Руди только что закончил рыться в грузовике, а Гуляка увел третьего мужчину на другую сторону хребта. Выживший был избит до крови. Он стоял на коленях и умолял Гуляку по-испански. Ему было не больше двадцати. Жесткие потные волосы прилипли к голове, темные глаза выпучены от шока, одежда потрепанная и грязная. Руди, очевидно, нашел в грузовике лопату. Он бросил ее парню, а Гуляка непринужденно вытащил из заднего кармана синюю бандану и вытер с ножа кровь. Лицо у него оставалось бесстрастным, в глазах не было ничего даже отдаленно напоминающего жалость. В полумраке выглядел он жутко. Маленький, но смертоносный и скрупулезный в своих действиях человек с темной, рябой кожей, тюремными татуировками, черными, заплетенными в косичку волосами до середины спины, с кровью двоих на ноже и на земле у него под ногами.
— Consiga de excavación, muchacho, — проревел Руди, жестом указывая на лопату. — Tres sepulcros. Dos para ellos, uno para usted.
Мне не нужно было переводчика, чтобы понять, что он приказал парню копать. Три могилы. Две для друзей и одну для себя.
Отчаянно лопоча что-то по-испански, парень поднял вверх руки в знак капитуляции. Затем глядя на нас с Куином, попытался решить вопрос по-английски.
— Я уходить! Уходить! Пожалуйста, я уходить, уходить!
Захлебываясь рвотой, я отвернулся, не в силах смотреть на него.
— Принимайся копать, сука. — Руди навел на него пистолет. — У нас тут три пустынные крысы… черт… с которых даже взять нечего.
Куид похлопал меня по спине.
— Возвращайся в лагерь, если хочешь, — тихо сказал он. — Не каждый выдержит такое.
Я остался стоять, солнце продолжало садиться, а парень начал копать могилы. Он несколько раз прерывался, изображая изнеможение, и Гуляка принимался пинать его или резать ножом, не проявляя ни милосердия, ни сострадания, даже когда тот начинал плакать и громко молиться. Казалось, это продолжалось бесконечно. И чем дольше парень молил о пощаде, тем холоднее и темнее становилось в пустыне и тем сильнее у меня крутило живот.

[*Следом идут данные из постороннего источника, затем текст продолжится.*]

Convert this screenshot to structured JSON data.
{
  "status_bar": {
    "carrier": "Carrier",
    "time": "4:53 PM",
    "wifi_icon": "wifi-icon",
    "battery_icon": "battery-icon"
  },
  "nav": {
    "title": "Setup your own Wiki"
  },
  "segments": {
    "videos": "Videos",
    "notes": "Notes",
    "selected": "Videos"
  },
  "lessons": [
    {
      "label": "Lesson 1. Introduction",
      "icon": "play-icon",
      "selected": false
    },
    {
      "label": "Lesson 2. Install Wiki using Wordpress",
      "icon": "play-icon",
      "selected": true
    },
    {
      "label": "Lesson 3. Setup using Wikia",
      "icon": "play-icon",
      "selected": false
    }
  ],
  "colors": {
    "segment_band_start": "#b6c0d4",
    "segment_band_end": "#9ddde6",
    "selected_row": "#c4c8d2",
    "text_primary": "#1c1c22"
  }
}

— Прежде чем ты начнешь жалеть этот кусок собачьего дерьма, — сказал Боско, — вспомни, что он и его друзья собирались сделать с нами. Что, по-твоему, они делали этой лопатой? Если б мы не добрались до них первыми, сейчас ты копал бы нам могилы.
Я молча кивнул и напряженно курил сигарету за сигаретой, пока парень не закончил. Затем, под дулом пистолета, он протащил по грязи своих мертвых партнеров и сбросил их безжизненные тела в могилы. Куид собрал оружие грабителей и бросил вслед за ними.

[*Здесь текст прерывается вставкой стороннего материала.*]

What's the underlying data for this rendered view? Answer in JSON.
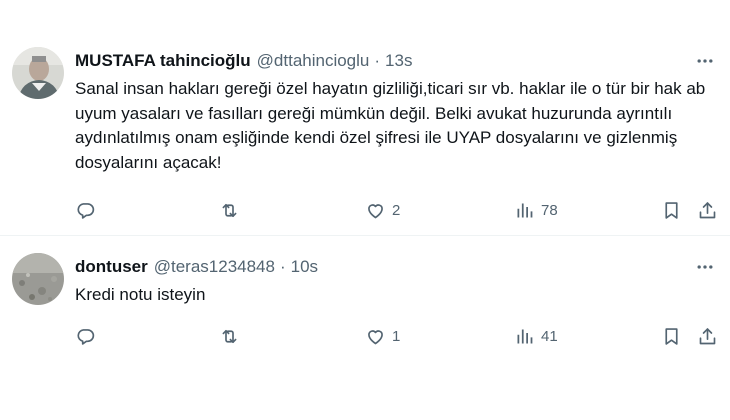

Гуляка снова указал жестом на лопату, и парень подчинился, поднял ее и принялся закапывать могилы быстрыми и эффективными движениями. Очевидно, в свое время ему уже приходилось это делать.
Выполнив задачу, он беспомощно улыбнулся и опустился на колени возле третьей могилы. Бросил лопату, будто демонстрируя, что не собирается причинить никому из нас вреда, и сложил руки в молитве.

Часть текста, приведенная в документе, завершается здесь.